Based on this information, Randall said, “I do disagree with referring to the city as neglecting the building.”
Leckner suggested that better communication is needed.
Burlingame said the building maintenance worker, who works three days a week, responds to issues as fast as he can.
Regarding whether a maintenance plan is called for, Randall pointed out that the library is a staffed facility and that the city relies on staff to report building maintenance issues.
City Administrator Angel Weasner said the city does have a checklist of regular maintenance priorities.
Maria Pretzer, also with the library board, clarified that the basement flood was the second water issue that had occurred in that room.
“This is not us complaining,” she said. “Just wanting to be sure that the council was aware of what’s going on in the building and expressing concern about some of those things.”

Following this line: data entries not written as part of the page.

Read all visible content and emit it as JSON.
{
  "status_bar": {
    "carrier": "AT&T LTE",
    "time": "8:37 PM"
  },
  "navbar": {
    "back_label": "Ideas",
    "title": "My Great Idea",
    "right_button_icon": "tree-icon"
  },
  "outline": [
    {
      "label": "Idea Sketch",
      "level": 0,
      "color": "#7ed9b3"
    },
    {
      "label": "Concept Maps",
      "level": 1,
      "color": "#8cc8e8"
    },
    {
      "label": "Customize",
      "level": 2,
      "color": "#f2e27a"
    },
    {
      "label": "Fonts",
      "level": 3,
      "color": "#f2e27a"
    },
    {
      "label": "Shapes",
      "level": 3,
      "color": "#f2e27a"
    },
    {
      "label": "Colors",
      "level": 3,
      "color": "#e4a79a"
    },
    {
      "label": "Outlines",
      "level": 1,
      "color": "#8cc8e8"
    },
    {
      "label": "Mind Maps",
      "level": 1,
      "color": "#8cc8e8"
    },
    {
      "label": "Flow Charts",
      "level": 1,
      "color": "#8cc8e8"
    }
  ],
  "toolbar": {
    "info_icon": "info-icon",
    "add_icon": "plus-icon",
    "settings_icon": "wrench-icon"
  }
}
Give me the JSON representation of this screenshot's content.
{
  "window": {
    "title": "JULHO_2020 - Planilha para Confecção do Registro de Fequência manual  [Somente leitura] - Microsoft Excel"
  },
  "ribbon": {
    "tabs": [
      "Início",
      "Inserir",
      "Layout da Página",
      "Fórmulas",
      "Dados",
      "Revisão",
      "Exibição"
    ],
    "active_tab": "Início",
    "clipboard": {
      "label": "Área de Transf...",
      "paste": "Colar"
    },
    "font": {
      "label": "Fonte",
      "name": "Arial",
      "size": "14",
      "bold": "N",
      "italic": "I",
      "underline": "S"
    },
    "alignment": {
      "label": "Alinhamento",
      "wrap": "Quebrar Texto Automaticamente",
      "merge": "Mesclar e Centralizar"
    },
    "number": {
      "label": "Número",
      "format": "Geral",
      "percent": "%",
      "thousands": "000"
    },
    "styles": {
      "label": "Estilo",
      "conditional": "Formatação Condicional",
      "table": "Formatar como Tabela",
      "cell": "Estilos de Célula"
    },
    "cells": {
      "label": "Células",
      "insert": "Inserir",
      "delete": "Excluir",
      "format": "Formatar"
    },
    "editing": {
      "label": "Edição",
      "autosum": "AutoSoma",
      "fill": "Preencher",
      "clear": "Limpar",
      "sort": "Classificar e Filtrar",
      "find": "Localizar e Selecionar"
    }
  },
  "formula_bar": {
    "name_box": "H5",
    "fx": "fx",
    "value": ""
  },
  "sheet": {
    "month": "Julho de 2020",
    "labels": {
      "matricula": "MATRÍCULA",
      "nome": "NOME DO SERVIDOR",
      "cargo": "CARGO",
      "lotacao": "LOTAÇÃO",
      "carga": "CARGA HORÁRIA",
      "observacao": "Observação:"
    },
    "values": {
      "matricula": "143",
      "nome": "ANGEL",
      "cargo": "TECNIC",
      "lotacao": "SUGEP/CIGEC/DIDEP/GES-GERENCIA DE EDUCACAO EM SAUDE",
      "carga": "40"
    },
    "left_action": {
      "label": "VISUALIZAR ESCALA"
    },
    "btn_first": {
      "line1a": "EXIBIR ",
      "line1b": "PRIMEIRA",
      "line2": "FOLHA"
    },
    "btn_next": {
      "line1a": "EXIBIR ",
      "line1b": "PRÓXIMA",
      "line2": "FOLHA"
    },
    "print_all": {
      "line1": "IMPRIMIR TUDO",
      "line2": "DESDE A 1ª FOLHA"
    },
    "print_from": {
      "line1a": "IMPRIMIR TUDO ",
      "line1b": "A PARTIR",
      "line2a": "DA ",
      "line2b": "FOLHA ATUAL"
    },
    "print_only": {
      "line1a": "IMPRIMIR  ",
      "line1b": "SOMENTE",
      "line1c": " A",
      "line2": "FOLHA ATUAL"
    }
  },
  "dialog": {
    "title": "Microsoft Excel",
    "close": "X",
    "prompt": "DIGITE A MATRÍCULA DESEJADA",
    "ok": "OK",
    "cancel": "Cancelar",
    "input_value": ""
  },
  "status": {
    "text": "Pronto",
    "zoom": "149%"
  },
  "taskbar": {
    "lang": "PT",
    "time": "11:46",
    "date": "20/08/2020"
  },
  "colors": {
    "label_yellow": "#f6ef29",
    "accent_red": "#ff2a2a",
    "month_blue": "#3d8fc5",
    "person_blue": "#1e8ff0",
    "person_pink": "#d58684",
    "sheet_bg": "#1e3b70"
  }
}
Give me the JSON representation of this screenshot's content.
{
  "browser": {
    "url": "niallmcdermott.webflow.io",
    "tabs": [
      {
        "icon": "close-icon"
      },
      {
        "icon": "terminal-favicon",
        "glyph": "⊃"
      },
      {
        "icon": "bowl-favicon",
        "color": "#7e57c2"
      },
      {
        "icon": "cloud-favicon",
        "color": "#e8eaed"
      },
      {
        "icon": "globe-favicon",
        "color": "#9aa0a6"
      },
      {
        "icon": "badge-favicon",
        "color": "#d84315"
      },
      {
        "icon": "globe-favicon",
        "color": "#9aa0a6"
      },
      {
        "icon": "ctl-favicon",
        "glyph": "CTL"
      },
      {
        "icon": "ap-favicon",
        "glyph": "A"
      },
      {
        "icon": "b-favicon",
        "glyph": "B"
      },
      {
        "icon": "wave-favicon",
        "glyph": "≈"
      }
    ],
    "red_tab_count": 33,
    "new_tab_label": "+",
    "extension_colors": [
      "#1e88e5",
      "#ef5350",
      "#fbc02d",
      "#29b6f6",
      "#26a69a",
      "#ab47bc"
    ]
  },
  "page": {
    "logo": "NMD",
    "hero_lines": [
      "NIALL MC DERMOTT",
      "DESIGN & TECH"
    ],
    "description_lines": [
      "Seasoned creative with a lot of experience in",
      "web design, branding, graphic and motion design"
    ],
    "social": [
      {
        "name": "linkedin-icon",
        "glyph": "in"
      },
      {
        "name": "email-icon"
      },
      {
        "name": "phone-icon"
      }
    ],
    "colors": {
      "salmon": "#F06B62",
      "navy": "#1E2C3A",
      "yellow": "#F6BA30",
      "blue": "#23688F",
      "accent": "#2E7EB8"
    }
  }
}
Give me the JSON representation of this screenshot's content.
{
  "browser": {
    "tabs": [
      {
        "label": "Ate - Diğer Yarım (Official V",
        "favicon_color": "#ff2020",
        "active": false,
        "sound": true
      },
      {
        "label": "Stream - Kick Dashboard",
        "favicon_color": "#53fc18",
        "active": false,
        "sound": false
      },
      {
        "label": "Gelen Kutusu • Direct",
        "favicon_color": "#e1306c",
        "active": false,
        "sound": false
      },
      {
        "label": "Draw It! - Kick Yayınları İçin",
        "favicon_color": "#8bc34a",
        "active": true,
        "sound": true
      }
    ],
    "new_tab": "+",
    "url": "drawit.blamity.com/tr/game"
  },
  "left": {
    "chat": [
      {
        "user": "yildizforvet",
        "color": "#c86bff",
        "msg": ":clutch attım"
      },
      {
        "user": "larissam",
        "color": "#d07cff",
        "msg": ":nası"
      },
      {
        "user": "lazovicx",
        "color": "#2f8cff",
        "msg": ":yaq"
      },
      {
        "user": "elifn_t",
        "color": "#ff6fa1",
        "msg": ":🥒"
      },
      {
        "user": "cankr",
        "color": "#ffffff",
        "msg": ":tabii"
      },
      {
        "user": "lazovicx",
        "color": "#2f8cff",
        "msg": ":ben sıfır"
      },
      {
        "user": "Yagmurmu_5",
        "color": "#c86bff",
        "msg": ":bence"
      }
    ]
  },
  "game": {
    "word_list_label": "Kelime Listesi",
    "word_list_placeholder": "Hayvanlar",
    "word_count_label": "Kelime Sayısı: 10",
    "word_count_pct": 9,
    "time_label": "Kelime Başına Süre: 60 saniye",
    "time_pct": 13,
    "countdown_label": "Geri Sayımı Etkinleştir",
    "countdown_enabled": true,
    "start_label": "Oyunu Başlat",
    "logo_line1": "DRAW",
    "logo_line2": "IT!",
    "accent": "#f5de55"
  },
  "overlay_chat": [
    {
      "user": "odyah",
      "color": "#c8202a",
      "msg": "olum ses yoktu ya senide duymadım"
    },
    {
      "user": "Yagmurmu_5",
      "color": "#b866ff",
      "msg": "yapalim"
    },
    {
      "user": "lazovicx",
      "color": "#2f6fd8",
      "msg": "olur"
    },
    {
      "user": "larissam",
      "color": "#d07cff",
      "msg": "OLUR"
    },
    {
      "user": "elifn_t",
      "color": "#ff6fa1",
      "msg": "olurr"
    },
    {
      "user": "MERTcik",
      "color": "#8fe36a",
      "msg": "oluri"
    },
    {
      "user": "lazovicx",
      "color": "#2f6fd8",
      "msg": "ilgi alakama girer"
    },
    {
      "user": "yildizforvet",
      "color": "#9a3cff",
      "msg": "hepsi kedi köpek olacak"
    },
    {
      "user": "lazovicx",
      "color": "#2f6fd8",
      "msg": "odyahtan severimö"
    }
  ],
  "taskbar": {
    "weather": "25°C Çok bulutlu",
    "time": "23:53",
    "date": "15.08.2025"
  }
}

Council member Tom Conway said staff working in the building will probably spot maintenance issues sooner than a city employee who does monthly checks.
“Sometimes you feel like it’s reactive and it would be nice to be able to be proactive,” Conway said. Noting no one knew about the valve that caused the flood, he added, “You can only manage those things you know about.”
Randall and Conway suggested leaving it up to staff to plan the city’s care of the library building. Burlingame said that has already been done.
“If Jodi or the library board has any specific recommendations about what a maintenance plan looks like that’s not being done, we’re always open to hearing them,” said Randall.